From Rebel to [Re]surrected [Bel]iever

“He was oppressed and treated harshly, yet he never said a word.” When others say things about us that are not true, lashing out at them is not the answer. We must solely rely on the option of the One who sees all and place our value in how He sees us.

“He was led like a lamb to the slaughter. And as a sheep is silent before the shearers, he did not open his mouth.” A good leader must also be led by the Father. Even if they know the place they are going is not for their own comfort or benefit but for the good of their own people. We cannot fight what we know is right.

“Unjustly condemned, he was led away. No one cared that he died without descendants, that his life was cut short in midstream.” His life was cut short so that we could have eternal life. Midstream means “the part of the stream farthest from each bank.” In Him losing His life, we could be found. When we were drowning in the middle of our sin, “His life was cut short in midstream.” We were as far as we could be from Him, “the furthest from each bank.” The bank of hope, rest, love, and freedom. If you’re drowning in the middle of a river, with no shore in sight, you grow weary, hopeless. But when Jesus paid the ultimate sacrifice, He bridged the gap between the “stream furthest from each bank” and the sinners in need of a Savior.

“But he was struck down for the rebellion of my people. He had done no wrong and had never deceived anyone. But he was buried like a criminal; he was put in a rich man’s grave.” Leadership isn’t about the treatment you deserve or the praise that you receive. Ultimately, it’s all about those that you lead. Jesus took on the punishment we deserved. Who are we to complain when someone simply complains about us when we know that we only truly need to please the Father? Philippians 2:14-15 says, “do everything without complaining or arguing, so that no one can criticize you. Live clean, innocent lives as children of God, shining like bright lights in a world full of crooked and perverse people.”

“He was buried like a criminal” because we are criminals. We had nothing about us that was desirable. “He was put in a rich man’s grave” because we would all be rich when He rose from it.

As I was reading my leadership devotional, written by John Maxwell, this quote stuck out to me: “When you connect with individuals, you gain the attention of crowds.” This was the heart of Jesus’ ministry. Every person matters. What if Jesus wouldn’t have come? Where would humanity be? One decision can impact the lives of many. Though Jesus’ life was cut short on Earth, He will reign forever in Heaven.

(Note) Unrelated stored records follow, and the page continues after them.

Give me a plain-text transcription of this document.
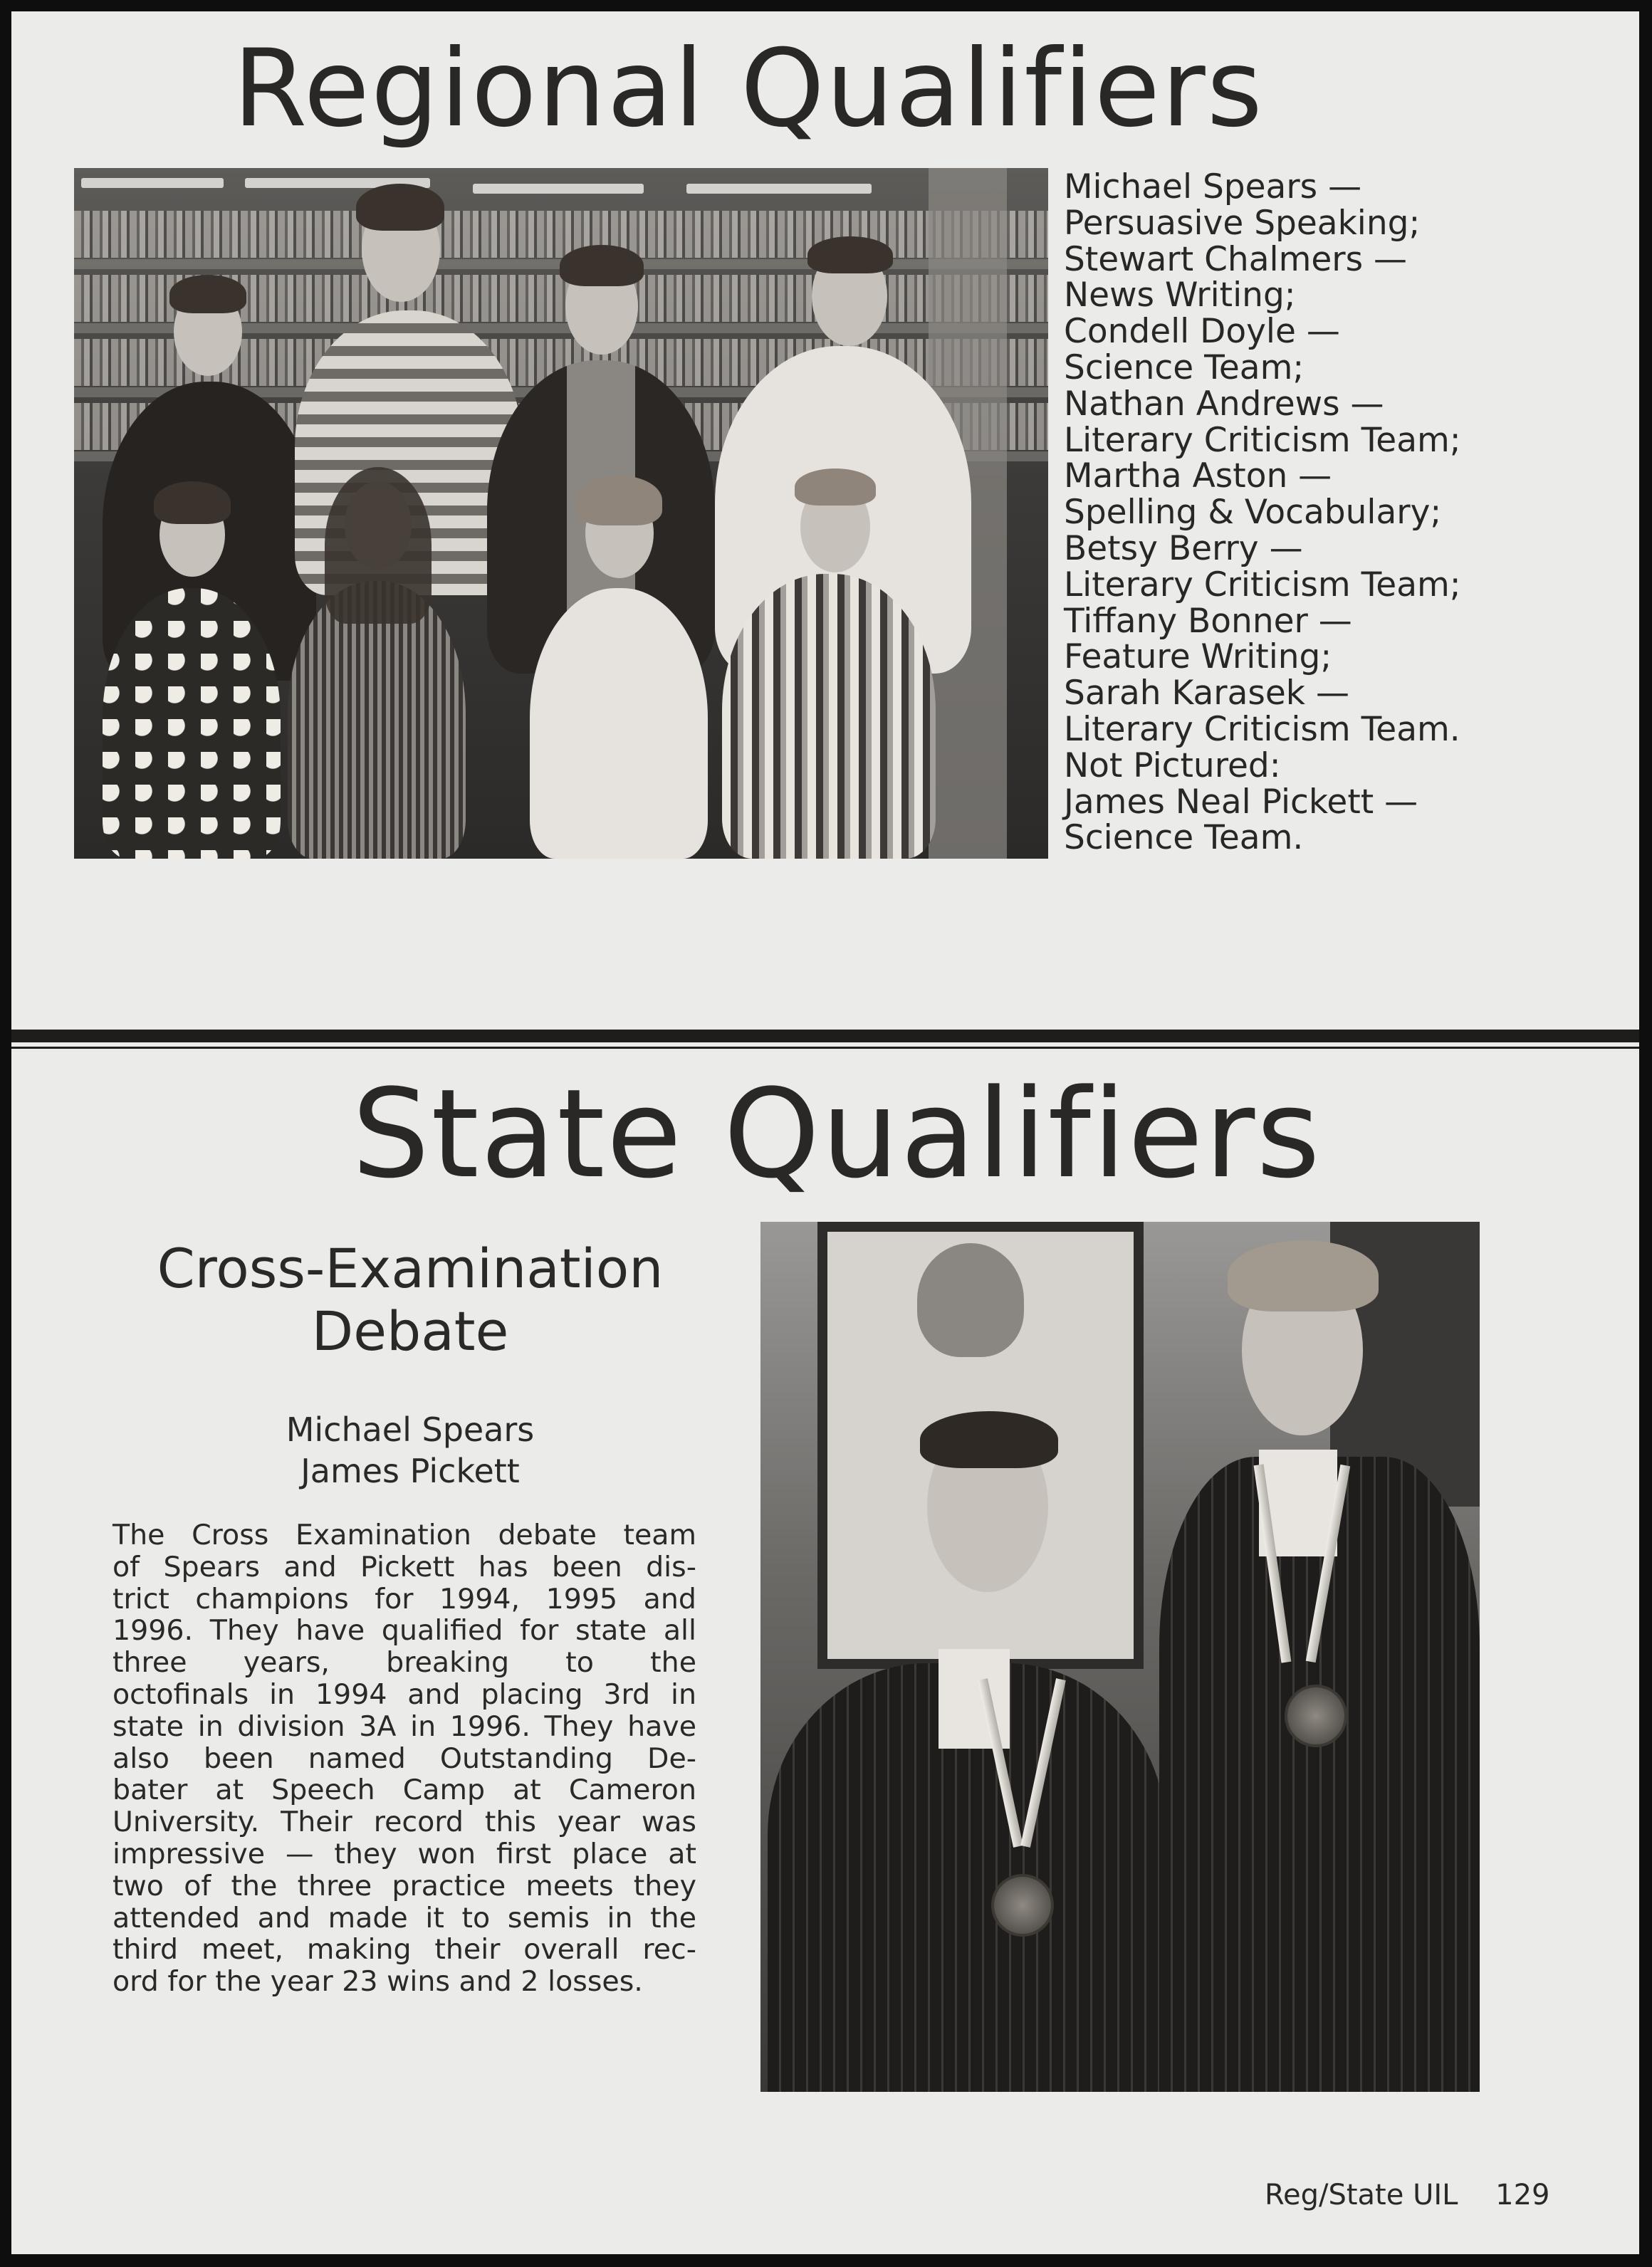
Regional Qualifiers
Michael Spears —
Persuasive Speaking;
Stewart Chalmers —
News Writing;
Condell Doyle —
Science Team;
Nathan Andrews —
Literary Criticism Team;
Martha Aston —
Spelling & Vocabulary;
Betsy Berry —
Literary Criticism Team;
Tiffany Bonner —
Feature Writing;
Sarah Karasek —
Literary Criticism Team.
Not Pictured:
James Neal Pickett —
Science Team.
State Qualifiers
Cross-Examination
Debate
Michael Spears
James Pickett
The Cross Examination debate team
of Spears and Pickett has been dis-
trict champions for 1994, 1995 and
1996. They have qualified for state all
three years, breaking to the
octofinals in 1994 and placing 3rd in
state in division 3A in 1996. They have
also been named Outstanding De-
bater at Speech Camp at Cameron
University. Their record this year was
impressive — they won first place at
two of the three practice meets they
attended and made it to semis in the
third meet, making their overall rec-
ord for the year 23 wins and 2 losses.
Reg/State UIL 129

“When he sees all that is accomplished by his anguish, he will be satisfied. And because of his experience, my righteous servant will make it possible for many to be counted righteous, for he will bear all their sins.” When a new believer comes to Christ, He is again reminded of why He came to earth, of why He had to humble himself to humanity. Because Jesus became a servant, obeying the need for the sacrifice, He showed us how we are to love others wholeheartedly and lead them like Jesus. If Christ wouldn’t have come, humanity would have no hope, no purpose.

“I will give him the honors of a victorious soldier, because he exposed himself to death. He was counted among the rebels. He bore the sins of many and interceded for rebels.” A soldier is someone who serves in an army. Jesus was a victorious soldier fighting for us so that we could become members of the army of the Lord, serving in the battle He’s already won. He had to become a rebel so that we could be redeemed. Even though Christ became one of us, He never sinned. He never forgot to Whom He belonged. His identity was never of this world. He was in this world but not of it. He chose the Cross to prove His unending love and so that those who accept His gift of grace can be transformed from rebel to [re]surrected [bel]iever.